NYT has a story reporting that that there has been almost no forensic analysis to find out whether Russian attempts to tamper with localized voting infrastructure had any effect on the election.
After a presidential campaign scarred by Russian meddling, local, state and federal agencies have conducted little of the type of digital forensic investigation required to assess the impact, if any, on voting in at least 21 states whose election systems were targeted by Russian hackers, according to interviews with nearly two dozen national security and state officials and election technology specialists.
It’s a worthwhile story that advances the current knowledge about these hacks in several ways. It reveals that several other election services companies got breached.
Beyond VR Systems, hackers breached at least two other providers of critical election services well ahead of the 2016 voting, said current and former intelligence officials, speaking on condition of anonymity because the information is classified. The officials would not disclose the names of the companies.
It reveals a local investigation (which had already been reported) into one county that used VR systems, Durham, North Carolina, did not conduct the forensic analysis necessary to rule out a successful hack.
In Durham, a local firm with limited digital forensics or software engineering expertise produced a confidential report, much of it involving interviews with poll workers, on the county’s election problems. The report was obtained by The Times, and election technology specialists who reviewed it at the Times’ request said the firm had not conducted any malware analysis or checked to see if any of the e-poll book software was altered, adding that the report produced more questions than answers.
And it describes other counties that experienced the same kind of poll book irregularities that Durham had.
In North Carolina, e-poll book incidents occurred in the counties that are home to the state’s largest cities, including Raleigh, Winston-Salem, Fayetteville and Charlotte. Three of Virginia’s most populous counties — Prince William, Loudoun, and Henrico — as well as Fulton County, Georgia, which includes Atlanta, and Maricopa County, Arizona, which includes Phoenix, also reported difficulties. All were attributed to software glitches.
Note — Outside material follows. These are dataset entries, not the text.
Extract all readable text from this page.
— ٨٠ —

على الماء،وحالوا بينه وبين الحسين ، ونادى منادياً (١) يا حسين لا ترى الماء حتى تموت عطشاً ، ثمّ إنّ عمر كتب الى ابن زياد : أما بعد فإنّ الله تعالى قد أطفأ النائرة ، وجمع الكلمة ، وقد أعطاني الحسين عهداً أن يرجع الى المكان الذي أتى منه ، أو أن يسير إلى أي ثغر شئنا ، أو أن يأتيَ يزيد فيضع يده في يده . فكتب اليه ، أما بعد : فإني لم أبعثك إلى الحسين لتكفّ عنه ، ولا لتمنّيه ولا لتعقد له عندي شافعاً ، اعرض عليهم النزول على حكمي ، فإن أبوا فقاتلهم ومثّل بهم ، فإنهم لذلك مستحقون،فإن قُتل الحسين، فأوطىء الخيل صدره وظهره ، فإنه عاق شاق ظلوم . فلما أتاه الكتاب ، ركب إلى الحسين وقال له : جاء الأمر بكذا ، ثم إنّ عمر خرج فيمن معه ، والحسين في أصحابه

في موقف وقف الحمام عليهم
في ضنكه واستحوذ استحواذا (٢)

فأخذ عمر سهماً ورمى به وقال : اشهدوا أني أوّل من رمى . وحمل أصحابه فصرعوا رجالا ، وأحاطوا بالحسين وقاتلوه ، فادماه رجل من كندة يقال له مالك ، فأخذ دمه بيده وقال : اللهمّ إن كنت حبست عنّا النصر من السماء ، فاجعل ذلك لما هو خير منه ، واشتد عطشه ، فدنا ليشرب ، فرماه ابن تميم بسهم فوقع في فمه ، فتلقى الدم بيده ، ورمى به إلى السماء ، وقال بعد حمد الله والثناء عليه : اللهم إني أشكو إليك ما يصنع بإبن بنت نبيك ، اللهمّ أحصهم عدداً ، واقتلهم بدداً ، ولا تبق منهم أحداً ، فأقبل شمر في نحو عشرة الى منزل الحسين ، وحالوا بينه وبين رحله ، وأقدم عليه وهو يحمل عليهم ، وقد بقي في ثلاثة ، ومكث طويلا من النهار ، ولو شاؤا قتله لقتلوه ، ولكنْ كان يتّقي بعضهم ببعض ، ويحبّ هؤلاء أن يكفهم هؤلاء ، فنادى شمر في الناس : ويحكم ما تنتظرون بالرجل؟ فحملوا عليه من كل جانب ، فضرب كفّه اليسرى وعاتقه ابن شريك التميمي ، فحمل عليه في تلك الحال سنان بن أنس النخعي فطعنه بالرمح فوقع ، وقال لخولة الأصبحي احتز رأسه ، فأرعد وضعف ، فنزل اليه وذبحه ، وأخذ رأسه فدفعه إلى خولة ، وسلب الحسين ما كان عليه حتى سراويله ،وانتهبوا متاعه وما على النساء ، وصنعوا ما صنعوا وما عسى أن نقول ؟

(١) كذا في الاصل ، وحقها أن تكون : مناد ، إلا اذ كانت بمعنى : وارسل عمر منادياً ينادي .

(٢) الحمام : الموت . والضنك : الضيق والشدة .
That said, the headline and the second framing paragraph (following the “After a presidential campaign scarred by Russian meddling” one above) suggest no one else has been looking at this question.
The assaults on the vast back-end election apparatus — voter-registration operations, state and local election databases, e-poll books and other equipment — have received far less attention than other aspects of the Russian interference, such as the hacking of Democratic emails and spreading of false or damaging information about Mrs. Clinton. Yet the hacking of electoral systems was more extensive than previously disclosed, The New York Times found.
That’s particularly churlish given that NYT’s story so closely resembles a superb NPR story published on August 10.
Both stories focus on Durham County, NC. Both stories start with an extended description of how things went haywire as people showed up to vote. Both rely heavily on someone who worked Election Protection’s help lines on election day, Susan Greenhalgh.
It’s not just NPR. One of NYT’s other premises, that no one knew how many states were affected, was reported back in June by Bloomberg (which gave an even higher number for the total of states affected). Another detail — that local officials still don’t know whether they’ve been hacked because they don’t have clearance — has been reported by Motherboard and NPR, among others.
And, like both the NPR Durham story and the Bloomberg one, NYT also invokes the Intercept’s report on this from June.
Details of the breach did not emerge until June, in a classified National Security Agency report leaked to The Intercept, a national security news site.
But unlike Bloomberg (and like NPR) NYT doesn’t mention that Reality Winner is in jail awaiting trial, accused of having leaked that document (as I noted about the Bloomberg article, it’s highly likely the multiple “current and former government officials” who served as sources for this story won’t face the same plight Winner is).
I get that outlets may have a policy against naming someone in a case like this. But if you’re going to claim people aren’t paying attention to this issue, it’s the least you can do to actually inform readers that someone risked her freedom to bring attention to the matter, and the government has successfully convinced a judge to prohibit her from even discussing why leaking the document was important.
By all means, let’s have more analysis of whether votes were affected. But let’s make sure the people who are actually trying to generate more attention get the credit they deserve.